The unheralded freshman hit .480 with 10 homers for the Trojans, earning MVP honors and nearly winning the Northwest Athletic Association of Community Colleges triple crown.
"He's got great work ethic with a good set of tools," White Sox farm director Alan Regier said. "Personally, I'm going to be disappointed if he's not a big leaguer. He can hit, he can run and he can throw. His tools aren't sevens or eights (on the 2-8 scouting scale), but he can be fives across the board.
"He's got a chance to be a (well above-average) hitter, and the bat is going to have to be his difference maker. And he's got the intelligence and the above-average bat speed to do it."Long Season
Cunningham's first full season was a long one. Playing for low Class A Kannapolis was rough on everyone, as the 2006 Intimidators were one of the worst teams in the minor leagues, finishing with a 42-94 record.

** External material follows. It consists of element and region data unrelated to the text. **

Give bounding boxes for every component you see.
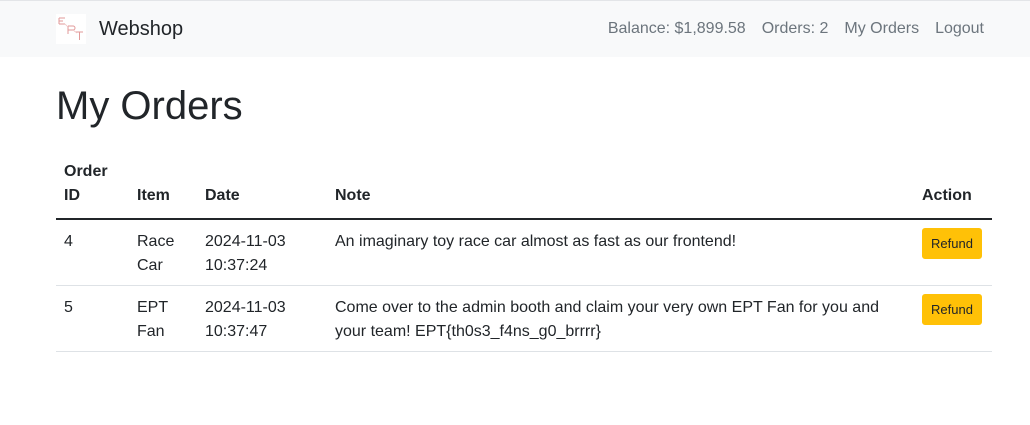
action-cell: Refund <box>914 219 992 286</box>
header-order-id-line1: Order <box>64 163 108 180</box>
header-item: Item <box>129 154 197 220</box>
item-cell: Race Car <box>129 219 197 286</box>
action-cell: Refund <box>914 285 992 352</box>
item-line1: EPT <box>137 299 169 316</box>
order-id-cell: 4 <box>56 219 129 286</box>
order-id-cell: 5 <box>56 285 129 352</box>
date-cell: 2024-11-03 10:37:47 <box>197 285 327 352</box>
header-order-id: Order ID <box>56 154 129 220</box>
my-orders-link[interactable]: My Orders <box>844 20 919 38</box>
date-line1: 2024-11-03 <box>205 299 286 316</box>
navbar-right: Balance: $1,899.58 Orders: 2 My Orders L… <box>608 20 984 38</box>
orders-count-text: Orders: 2 <box>761 20 829 37</box>
brand-name: Webshop <box>99 17 184 40</box>
page-title: My Orders <box>56 84 243 128</box>
header-action: Action <box>914 154 992 220</box>
balance-text: Balance: $1,899.58 <box>607 20 746 37</box>
date-line2: 10:37:24 <box>205 257 268 274</box>
orders-table: Order ID Item Date Note Action 4 Race Car … <box>56 154 992 352</box>
date-line1: 2024-11-03 <box>205 233 286 250</box>
item-line2: Fan <box>137 323 165 340</box>
table-header-row: Order ID Item Date Note Action <box>56 154 992 220</box>
header-order-id-line2: ID <box>64 187 80 204</box>
note-cell: An imaginary toy race car almost as fast… <box>327 219 914 286</box>
header-date: Date <box>197 154 327 220</box>
brand-link[interactable]: Webshop <box>56 14 183 44</box>
logout-link[interactable]: Logout <box>935 20 984 38</box>
item-line2: Car <box>137 257 163 274</box>
item-line1: Race <box>137 233 175 250</box>
navbar: Webshop Balance: $1,899.58 Orders: 2 My … <box>0 0 1030 57</box>
header-note: Note <box>327 154 914 220</box>
refund-button[interactable]: Refund <box>922 228 982 259</box>
table-row: 4 Race Car 2024-11-03 10:37:24 An imaginar… <box>56 219 992 286</box>
date-line2: 10:37:47 <box>205 323 268 340</box>
refund-button[interactable]: Refund <box>922 294 982 325</box>
table-row: 5 EPT Fan 2024-11-03 10:37:47 Come over to… <box>56 285 992 352</box>
date-cell: 2024-11-03 10:37:24 <box>197 219 327 286</box>
item-cell: EPT Fan <box>129 285 197 352</box>
webshop-logo-icon <box>56 14 86 44</box>
note-cell: Come over to the admin booth and claim y… <box>327 285 914 352</box>
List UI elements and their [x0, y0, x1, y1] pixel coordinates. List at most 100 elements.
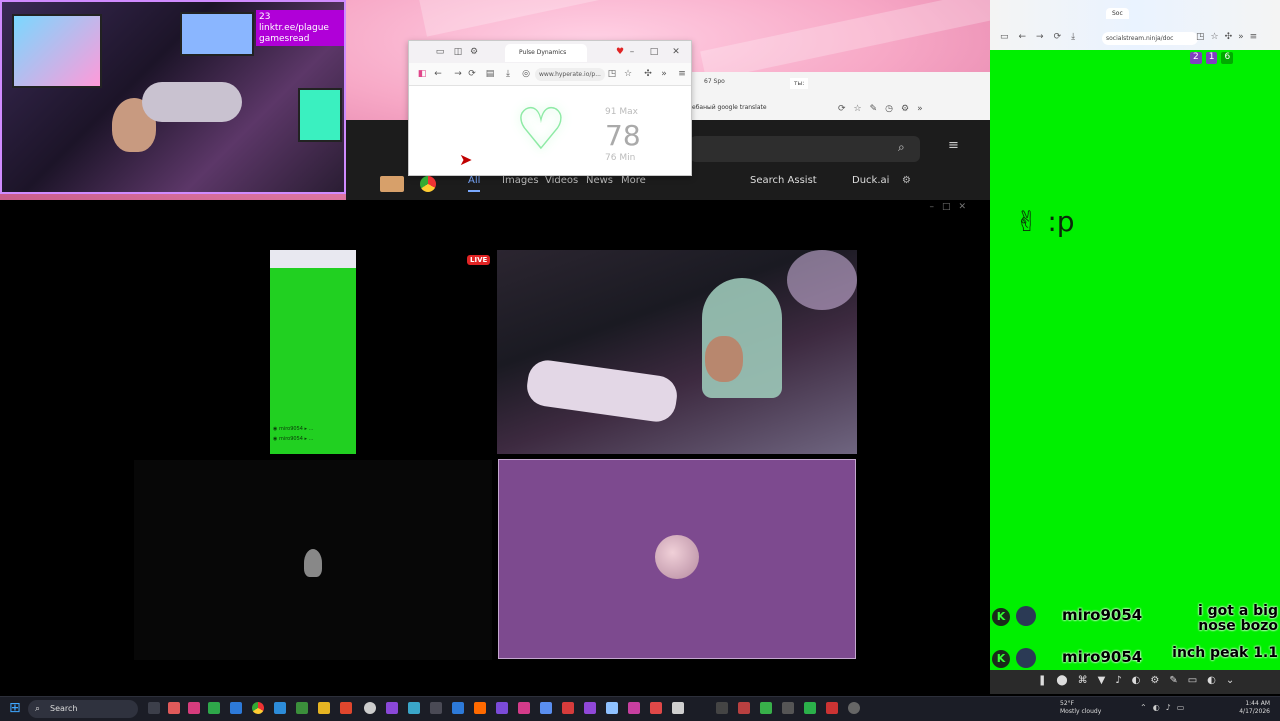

Still, Cunningham was far and away the best hitter on the club, hitting .305/.386/.496 with 11 homers and 26 doubles.
"I might have had good numbers, but I'd have preferred a few more wins if I hit .250 in exchange for them," he said. "It's a lot more fun when you win. It made it rough the whole season to lose that many games, and it was a team effort--we all lost. It wasn't just one person, it was everybody.
"It was really a learning experience. It kind of just came down to the grind of doing what you had to do--do your job and hope everything else goes well around you."
Cunningham has a line-drive stroke and shows power potential. Even with success in the first half of last season (he batted .355 in May), he lowered his hands slightly and felt more comfortable.
"I didn't even mean to move them down, it just happened that way and it felt natural," he said. "I felt way more consistent--more line drives, getting more contact and I started striking out less. I'm just trying to continue that this year, just staying up the middle and away and trying to put the ball in play with my two-strike approach. I'm really just trying to mature in the game."
As the second-youngest player on the Warthogs roster (righthander Jason Rice is three weeks younger), Cunningham will benefit from the experience of the older players in the clubhouse. The eight-team Carolina League, traditionally a pitcher's league where players are forced to make quick adjustments, presents an entirely different set of challenges.
"It's a challenge for hitters and pitchers, so I think it evens itself out," Cunningham said. "They have to find your loophole, but you can also find theirs, so it's a fair game. And the advantage I think is to us because we can figure out what they do. You get to feel comfortable seeing the same guys all the time.
"It really comes down to being confident. I know I'm one of the younger guys in the league, but I think being around the older players will only help me mature as a person and a player. I think having them around will only help me get better."